The side $BC$ of the triangle $ABC$ is extended beyond $C$ to $D$ so that $CD = BC$. The side $CA$ is extended beyond $A$ to $E$ so that $AE = 2CA$. Prove that, if $AD=BE$, then the triangle $ABC$ is right-angled.

2013 EGMO, 6

Tags: pigeonhole principle , combinatorics , EGMO , EGMO 2013 , Hi

Snow White and the Seven Dwarves are living in their house in the forest. On each of $16$ consecutive days, some of the dwarves worked in the diamond mine while the remaining dwarves collected berries in the forest. No dwarf performed both types of work on the same day. On any two different (not necessarily consecutive) days, at least three dwarves each performed both types of work. Further, on the first day, all seven dwarves worked in the diamond mine.
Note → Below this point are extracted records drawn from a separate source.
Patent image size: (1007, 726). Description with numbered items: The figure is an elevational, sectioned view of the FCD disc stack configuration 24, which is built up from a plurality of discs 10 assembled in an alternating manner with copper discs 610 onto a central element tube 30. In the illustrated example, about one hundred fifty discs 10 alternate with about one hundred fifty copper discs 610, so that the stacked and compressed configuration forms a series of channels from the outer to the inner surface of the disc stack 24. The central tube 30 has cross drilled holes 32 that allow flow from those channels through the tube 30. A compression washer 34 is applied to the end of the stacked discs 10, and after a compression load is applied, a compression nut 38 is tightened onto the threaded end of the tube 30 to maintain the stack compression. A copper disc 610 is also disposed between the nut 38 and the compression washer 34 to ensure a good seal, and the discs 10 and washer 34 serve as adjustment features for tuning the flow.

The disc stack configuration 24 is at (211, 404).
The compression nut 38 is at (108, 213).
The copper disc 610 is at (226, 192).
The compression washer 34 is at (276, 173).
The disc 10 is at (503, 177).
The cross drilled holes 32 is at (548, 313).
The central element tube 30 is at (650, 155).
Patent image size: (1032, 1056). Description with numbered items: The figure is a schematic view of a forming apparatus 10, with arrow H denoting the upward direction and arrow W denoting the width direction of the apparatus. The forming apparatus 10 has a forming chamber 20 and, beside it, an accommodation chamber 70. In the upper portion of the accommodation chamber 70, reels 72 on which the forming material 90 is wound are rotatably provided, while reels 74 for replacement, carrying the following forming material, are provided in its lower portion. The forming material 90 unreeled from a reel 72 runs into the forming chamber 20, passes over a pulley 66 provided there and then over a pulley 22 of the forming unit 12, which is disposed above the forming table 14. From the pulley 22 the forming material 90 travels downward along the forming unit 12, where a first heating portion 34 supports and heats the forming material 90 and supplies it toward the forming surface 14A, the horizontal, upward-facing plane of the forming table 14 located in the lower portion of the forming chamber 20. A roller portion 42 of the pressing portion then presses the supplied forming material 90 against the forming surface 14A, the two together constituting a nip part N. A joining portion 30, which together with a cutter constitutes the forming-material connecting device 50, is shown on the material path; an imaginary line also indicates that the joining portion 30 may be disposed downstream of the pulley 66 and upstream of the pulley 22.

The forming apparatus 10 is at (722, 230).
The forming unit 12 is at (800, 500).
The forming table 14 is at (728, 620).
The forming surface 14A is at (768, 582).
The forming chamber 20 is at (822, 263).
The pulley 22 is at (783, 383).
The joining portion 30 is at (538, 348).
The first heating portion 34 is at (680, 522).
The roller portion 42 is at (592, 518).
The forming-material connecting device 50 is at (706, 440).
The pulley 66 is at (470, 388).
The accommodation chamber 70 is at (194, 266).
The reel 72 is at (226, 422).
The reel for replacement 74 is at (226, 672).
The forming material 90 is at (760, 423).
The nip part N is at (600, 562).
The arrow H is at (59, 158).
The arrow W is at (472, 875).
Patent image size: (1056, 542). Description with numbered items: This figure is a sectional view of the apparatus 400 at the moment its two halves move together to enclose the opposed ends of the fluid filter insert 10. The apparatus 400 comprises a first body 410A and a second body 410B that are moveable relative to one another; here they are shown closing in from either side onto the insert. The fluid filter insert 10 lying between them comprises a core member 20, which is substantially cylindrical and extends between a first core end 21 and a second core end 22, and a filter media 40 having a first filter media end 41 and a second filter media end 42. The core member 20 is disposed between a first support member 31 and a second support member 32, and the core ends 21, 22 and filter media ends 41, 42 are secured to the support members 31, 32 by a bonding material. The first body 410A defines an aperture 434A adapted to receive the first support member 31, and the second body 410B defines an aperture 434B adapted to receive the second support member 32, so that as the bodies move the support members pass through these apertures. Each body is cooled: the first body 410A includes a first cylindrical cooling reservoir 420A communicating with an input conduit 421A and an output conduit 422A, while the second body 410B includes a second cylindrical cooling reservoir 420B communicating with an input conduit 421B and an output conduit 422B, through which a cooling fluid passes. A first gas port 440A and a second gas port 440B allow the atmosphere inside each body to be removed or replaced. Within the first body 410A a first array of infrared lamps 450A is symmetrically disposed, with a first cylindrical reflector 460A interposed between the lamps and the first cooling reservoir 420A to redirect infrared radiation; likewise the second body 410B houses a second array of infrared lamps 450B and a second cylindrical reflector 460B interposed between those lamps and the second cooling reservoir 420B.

Prove that, on one of these $16$ days, all seven dwarves were collecting berries.

2013 EGMO, 2

Tags: geometry , rectangle , combinatorial geometry , EGMO , EGMO 2013

Determine all integers $m$ for which the $m \times m$ square can be dissected into five rectangles, the side lengths of which are the integers $1,2,3,\ldots,10$ in some order.

2013 EGMO, 3

Tags: least common multiple , number theory , Combinatorial Number Theory , EGMO , EGMO 2013

Let $n$ be a positive integer. (a) Prove that there exists a set $S$ of $6n$ pairwise different positive integers, such that the least common multiple of any two elements of $S$ is no larger than $32n^2$. (b) Prove that every set $T$ of $6n$ pairwise different positive integers contains two elements the least common multiple of which is larger than $9n^2$.